Zutreffend verweist die Staatsanwaltschaft zunächst darauf, dass der Milderungsgrund des gesetzlich festgeschriebenen reumütigen Geständnisses (§ 34 Abs 1 Z 17 StGB) lediglich dem Zweitangeklagten, der sich während des Verfahrens umfassend geständig verantwortete, mildernd zuzurechnen ist. Beim Erstangeklagten liegt eine umfassend reumütige Verantwortung nicht vor, sondern verantwortete er sich lediglich teilweise geständig und auch der Drittangeklagte verantwortete sich erst nachdem er in der Hauptverhandlung umfassend vom Zweitangeklagten belastet worden war zu sämtlichen ihm vorgeworfenen Fakten geständig. Hinsichtlich sämtlicher Angeklagten ist wie vom Erstgericht zutreffend erkannt auch darauf zu verweisen, dass der geständigen Verantwortung angesichts der geradezu erdrückenden Beweislage im Rahmen der umfangreichen Ermittlungen des LKA G* und V*, in Form von Auswertungen der GPS Peildaten der angemieteten Mietfahrzeuge, wodurch zu sämtlichen Einbruchsfakten festgestellt werden konnte, dass sich die Angeklagten zum jeweiligen Tatzeitpunkt in unmittelbarer Nähe zum Tatort befanden und der Observierungsmaßnahmen, im Zuge derer die Angeklagten bei vorbereiteten Einkäufen von Handschuhen, Schraubenzieher und Klebeband beobachtet werden konnten, und aufgrund des Auffindens von belastenden Spurenmaterial an den Tatorten und von Diebesgut bei den Angeklagten lediglich geringes Gewicht zukommt. Ein Geständnis ist nur dann ein ins Gewicht fallender Milderungsgrund, wenn es sich auf Umstände bezieht, die für das Strafverfahren von Bedeutung sind und dadurch die Aufklärung des Sachverhalts wesentlich erleichtert, sowie wenn daraus Schuldeinsicht erkennbar ist (RISJustiz RS0091488). Ein bloßes Zugeben von Tatsachen ist nicht mildernd, wenn ein Leugnen eben dieser Tatsachen keine Aussicht auf Erfolg gehabt hätte (RISJustiz RS0091512).

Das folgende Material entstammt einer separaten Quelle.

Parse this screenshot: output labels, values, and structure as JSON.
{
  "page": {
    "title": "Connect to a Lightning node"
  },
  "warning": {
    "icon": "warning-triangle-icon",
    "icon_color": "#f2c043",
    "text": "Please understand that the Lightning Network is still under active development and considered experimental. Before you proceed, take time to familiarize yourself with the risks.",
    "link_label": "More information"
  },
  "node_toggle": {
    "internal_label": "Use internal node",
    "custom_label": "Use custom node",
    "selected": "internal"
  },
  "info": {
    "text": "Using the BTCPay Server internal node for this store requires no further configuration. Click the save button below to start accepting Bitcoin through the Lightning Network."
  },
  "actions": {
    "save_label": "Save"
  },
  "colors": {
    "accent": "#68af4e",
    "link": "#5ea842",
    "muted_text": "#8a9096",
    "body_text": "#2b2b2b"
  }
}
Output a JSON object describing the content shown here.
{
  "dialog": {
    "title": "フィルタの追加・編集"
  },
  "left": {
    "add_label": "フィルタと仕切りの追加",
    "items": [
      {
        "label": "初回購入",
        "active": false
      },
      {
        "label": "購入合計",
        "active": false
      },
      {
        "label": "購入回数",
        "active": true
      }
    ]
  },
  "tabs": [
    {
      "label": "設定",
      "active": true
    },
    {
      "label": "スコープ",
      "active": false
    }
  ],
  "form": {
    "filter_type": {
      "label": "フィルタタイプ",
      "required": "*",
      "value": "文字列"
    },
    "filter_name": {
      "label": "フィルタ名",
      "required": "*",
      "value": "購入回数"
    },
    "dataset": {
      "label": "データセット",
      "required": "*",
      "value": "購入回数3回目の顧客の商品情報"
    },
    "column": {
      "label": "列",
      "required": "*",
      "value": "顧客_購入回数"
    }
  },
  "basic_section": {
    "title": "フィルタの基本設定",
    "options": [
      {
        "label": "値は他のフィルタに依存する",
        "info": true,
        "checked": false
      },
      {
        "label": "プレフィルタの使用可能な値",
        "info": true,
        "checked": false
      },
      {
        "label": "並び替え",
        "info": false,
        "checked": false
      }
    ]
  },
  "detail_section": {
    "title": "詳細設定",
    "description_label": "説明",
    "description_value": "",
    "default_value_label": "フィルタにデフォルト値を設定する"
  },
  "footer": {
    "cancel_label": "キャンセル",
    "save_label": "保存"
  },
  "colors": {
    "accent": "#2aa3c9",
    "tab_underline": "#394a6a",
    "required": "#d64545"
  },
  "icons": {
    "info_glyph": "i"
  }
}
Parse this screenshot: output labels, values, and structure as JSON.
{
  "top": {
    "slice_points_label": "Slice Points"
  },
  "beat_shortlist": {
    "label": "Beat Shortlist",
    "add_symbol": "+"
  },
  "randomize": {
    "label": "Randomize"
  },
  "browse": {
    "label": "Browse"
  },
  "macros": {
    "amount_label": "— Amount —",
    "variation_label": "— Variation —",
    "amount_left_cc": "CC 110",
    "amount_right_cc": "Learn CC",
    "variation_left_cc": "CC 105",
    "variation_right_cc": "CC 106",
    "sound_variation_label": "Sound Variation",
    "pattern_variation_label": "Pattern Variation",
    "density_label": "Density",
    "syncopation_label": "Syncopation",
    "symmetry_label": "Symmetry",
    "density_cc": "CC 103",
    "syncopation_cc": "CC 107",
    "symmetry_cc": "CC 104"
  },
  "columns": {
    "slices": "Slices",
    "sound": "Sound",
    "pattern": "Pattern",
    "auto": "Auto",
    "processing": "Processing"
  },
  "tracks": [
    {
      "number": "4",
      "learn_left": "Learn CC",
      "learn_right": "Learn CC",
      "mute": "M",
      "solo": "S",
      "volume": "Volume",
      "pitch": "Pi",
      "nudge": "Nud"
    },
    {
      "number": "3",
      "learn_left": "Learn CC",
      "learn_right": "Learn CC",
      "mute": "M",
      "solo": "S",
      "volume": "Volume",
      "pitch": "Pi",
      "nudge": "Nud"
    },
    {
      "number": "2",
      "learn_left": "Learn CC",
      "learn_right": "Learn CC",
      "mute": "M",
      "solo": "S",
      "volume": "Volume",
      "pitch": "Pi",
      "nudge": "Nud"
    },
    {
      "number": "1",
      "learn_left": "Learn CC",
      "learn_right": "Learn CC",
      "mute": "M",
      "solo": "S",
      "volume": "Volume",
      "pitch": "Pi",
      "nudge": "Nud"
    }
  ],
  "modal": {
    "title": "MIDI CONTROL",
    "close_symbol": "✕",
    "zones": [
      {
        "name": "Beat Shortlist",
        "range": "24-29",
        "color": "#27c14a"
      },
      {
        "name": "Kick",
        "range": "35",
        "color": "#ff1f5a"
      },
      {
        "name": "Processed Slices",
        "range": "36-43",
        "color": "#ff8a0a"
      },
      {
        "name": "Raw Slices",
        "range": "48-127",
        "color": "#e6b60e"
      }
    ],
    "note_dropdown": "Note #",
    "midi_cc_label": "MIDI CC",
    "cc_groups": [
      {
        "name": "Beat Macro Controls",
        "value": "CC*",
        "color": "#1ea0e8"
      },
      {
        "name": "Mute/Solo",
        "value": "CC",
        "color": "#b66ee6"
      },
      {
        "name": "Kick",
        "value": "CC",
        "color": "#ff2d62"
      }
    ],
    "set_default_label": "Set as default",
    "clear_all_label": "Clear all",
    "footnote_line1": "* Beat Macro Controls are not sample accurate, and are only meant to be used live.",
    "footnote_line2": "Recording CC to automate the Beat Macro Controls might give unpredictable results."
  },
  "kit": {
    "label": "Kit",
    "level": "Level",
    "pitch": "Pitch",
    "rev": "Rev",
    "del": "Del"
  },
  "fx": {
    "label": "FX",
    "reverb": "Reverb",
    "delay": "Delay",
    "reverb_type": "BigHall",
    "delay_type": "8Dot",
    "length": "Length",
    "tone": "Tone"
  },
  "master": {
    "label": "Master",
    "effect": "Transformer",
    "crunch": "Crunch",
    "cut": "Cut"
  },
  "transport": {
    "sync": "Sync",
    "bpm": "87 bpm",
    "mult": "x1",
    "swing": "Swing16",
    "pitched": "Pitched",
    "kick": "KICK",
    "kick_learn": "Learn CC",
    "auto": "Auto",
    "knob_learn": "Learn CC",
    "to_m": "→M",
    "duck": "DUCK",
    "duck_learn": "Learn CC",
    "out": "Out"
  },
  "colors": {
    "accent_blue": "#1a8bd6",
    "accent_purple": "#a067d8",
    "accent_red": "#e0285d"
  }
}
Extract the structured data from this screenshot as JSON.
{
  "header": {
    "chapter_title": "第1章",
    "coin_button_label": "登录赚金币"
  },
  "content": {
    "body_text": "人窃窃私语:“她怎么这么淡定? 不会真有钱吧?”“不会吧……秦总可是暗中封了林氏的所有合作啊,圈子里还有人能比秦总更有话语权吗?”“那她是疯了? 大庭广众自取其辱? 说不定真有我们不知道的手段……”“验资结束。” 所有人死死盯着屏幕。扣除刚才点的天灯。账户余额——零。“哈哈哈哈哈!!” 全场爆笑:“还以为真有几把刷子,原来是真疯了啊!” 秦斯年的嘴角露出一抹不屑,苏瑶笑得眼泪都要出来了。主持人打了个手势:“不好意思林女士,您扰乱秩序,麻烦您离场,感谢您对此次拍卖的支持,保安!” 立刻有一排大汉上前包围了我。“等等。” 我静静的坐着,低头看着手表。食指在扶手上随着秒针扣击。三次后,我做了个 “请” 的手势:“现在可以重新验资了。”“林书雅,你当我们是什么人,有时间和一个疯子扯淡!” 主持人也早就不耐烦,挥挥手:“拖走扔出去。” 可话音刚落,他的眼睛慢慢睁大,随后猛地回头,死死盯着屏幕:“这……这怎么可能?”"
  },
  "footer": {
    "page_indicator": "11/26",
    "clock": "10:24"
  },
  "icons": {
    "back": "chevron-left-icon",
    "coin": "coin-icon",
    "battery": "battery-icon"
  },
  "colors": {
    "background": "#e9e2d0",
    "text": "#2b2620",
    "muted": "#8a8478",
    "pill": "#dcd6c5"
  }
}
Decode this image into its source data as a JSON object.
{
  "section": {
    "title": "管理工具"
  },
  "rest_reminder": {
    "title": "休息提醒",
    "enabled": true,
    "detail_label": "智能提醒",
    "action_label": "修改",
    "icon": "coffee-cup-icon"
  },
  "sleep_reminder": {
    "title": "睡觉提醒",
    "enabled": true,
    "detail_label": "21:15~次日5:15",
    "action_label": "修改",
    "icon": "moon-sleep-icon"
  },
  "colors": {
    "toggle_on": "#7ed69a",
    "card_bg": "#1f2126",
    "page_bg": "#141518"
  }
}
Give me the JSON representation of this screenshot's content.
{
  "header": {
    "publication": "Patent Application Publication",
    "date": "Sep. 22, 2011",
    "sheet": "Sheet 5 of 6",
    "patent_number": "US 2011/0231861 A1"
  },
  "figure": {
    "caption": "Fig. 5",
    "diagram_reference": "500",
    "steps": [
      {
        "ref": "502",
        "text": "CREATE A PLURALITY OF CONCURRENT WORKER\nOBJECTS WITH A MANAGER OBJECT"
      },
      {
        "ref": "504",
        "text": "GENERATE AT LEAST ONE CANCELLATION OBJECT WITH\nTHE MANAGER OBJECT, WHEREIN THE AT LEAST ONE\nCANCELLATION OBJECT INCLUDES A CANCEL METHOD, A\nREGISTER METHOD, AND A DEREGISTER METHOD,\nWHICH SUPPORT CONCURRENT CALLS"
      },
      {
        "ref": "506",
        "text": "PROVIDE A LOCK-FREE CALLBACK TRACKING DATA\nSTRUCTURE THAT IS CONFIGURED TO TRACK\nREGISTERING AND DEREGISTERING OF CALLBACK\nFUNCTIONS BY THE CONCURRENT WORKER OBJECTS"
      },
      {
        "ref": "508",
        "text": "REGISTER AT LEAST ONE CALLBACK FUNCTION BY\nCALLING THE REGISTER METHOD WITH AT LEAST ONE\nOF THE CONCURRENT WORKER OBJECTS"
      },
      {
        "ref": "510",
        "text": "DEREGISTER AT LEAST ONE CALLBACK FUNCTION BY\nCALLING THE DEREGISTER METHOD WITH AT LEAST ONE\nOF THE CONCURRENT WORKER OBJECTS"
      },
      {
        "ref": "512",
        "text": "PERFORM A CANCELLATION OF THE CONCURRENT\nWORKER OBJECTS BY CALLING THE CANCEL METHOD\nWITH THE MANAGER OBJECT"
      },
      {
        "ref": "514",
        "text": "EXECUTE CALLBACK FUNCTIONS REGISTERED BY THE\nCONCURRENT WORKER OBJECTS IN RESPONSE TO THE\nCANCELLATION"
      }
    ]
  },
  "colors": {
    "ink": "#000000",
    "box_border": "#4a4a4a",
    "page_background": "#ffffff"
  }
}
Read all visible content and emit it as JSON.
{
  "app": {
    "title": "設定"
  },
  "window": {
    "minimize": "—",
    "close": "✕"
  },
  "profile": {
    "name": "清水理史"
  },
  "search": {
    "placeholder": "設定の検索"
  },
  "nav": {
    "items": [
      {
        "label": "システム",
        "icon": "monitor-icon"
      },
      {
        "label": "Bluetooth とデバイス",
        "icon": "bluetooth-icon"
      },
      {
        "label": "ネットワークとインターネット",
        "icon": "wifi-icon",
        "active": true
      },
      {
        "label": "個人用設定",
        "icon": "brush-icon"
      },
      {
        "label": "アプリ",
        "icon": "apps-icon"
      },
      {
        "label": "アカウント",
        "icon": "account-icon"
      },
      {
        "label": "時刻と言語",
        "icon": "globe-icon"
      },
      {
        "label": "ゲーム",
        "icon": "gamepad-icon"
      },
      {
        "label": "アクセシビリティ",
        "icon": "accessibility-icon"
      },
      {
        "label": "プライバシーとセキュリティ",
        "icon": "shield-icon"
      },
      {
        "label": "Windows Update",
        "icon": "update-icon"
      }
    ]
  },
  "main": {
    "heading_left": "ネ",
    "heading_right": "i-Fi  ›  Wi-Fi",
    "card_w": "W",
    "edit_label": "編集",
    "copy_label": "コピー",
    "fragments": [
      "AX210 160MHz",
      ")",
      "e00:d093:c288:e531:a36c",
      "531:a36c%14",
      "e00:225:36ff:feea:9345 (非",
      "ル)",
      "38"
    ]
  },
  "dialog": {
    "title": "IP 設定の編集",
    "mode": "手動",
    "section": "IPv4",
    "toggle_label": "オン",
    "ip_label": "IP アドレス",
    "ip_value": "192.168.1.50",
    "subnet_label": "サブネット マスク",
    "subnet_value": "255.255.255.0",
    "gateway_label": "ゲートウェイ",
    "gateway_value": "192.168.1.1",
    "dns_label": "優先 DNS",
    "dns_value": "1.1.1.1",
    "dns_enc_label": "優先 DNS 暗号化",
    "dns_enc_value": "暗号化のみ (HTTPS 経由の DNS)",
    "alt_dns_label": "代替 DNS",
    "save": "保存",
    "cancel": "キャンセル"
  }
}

Ebenso zutreffend verweist die Staatsanwaltschaft darauf, dass einer objektiven Schadensgutmachung durch Sicherstellung der Beute, angesichts der Tatsache, dass die Angeklagten observiert und angehalten wurden, kaum schuldmildernde Bedeutung beigemessen werden kann.
Zu Recht moniert die Staatsanwaltschaft auch, dass der vom Erstgericht zwar zutreffend erhobenen Erschwerungsgrund der Tatwiederholung fallgegenständlich bei Vorliegen von neun bzw zwölf Einbruchsdiebstahlsfakten gewichtiger zu werten ist, was auch für den Erschwerungsgrund des mehrfachen Überschreitens der Wertgrenze, welche fallkonkret in einer knapp 15 fachen Überschreitung vorliegt, gilt.
Die Gewerbsmäßigkeitsqualifikation ist nicht nur nach § 70 Abs 1 Z 3, sondern auch nach § 70 Abs 1 Z 1 StGB erfüllt, spricht doch der konstatierte modus operandi, bei genau selektierten Gebäuden in einer Warnweste anzuläuten, um für den Fall, dass jemand zu Hause wäre, eine Autopanne vortäuschen zu können, für eine wohl überlegte Vorgehensweise und den Einsatz besonderer Fähigkeiten, die die Absicht einer wiederkehrenden Begehung im Sinn leg.cit. nahelegen.
Zutreffend verweist die Berufung auch darauf, dass beim Drittangeklagten zusätzlich zu berücksichtigen ist, dass er die Taten während zweier offener Probezeiten beging (RISJustiz RS0090597, RS0090954).
Auch die im Rahmen der Strafbemessung ebenso zu beachtenden Belangen der Generalprävention (RISJustiz RS0090600) streiten mit Blick auf die professionelle Vorgehensweise der Angeklagten für eine höhere Einschätzung des Tatunrechts.
Letztlich hat auch der Oberste Gerichtshof das besondere Erfordernis generalpräventiven Wirkens bei sogenanntem Kriminaltourismus anerkannt (OGH 12 Os 78/06x). Wenn Staatsangehörige anderer Länder einzelne Delikte, fallaktuell in Österreich wie in anderen EU Mitgliedsstaaten begehen, zu deren alleinigen Zweck sie einreisen, um diese nach den Taten wieder zu verlassen, ist es Verpflichtung der Strafverfolgungsbehörden präventiv dahin zu wirken, dass potentielle Täter mit solcherart hohem kriminellen Potenzial, insbesondere auch solche aus dem Lebenskreis der Angeklagten abgehalten werden, auf ähnliche Weise Rechtsgüter zu verletzen.
Bei Berücksichtigung all dessen sind die verhängten Freiheitsstrafen bei dem zur Verfügung stehenden Strafrahmen von einem bis zu zehn Jahren Freiheitsstrafe dem Schuld und Tatunrechtsgehalt entsprechend im spruchgemäßen Ausmaß zu erhöhen.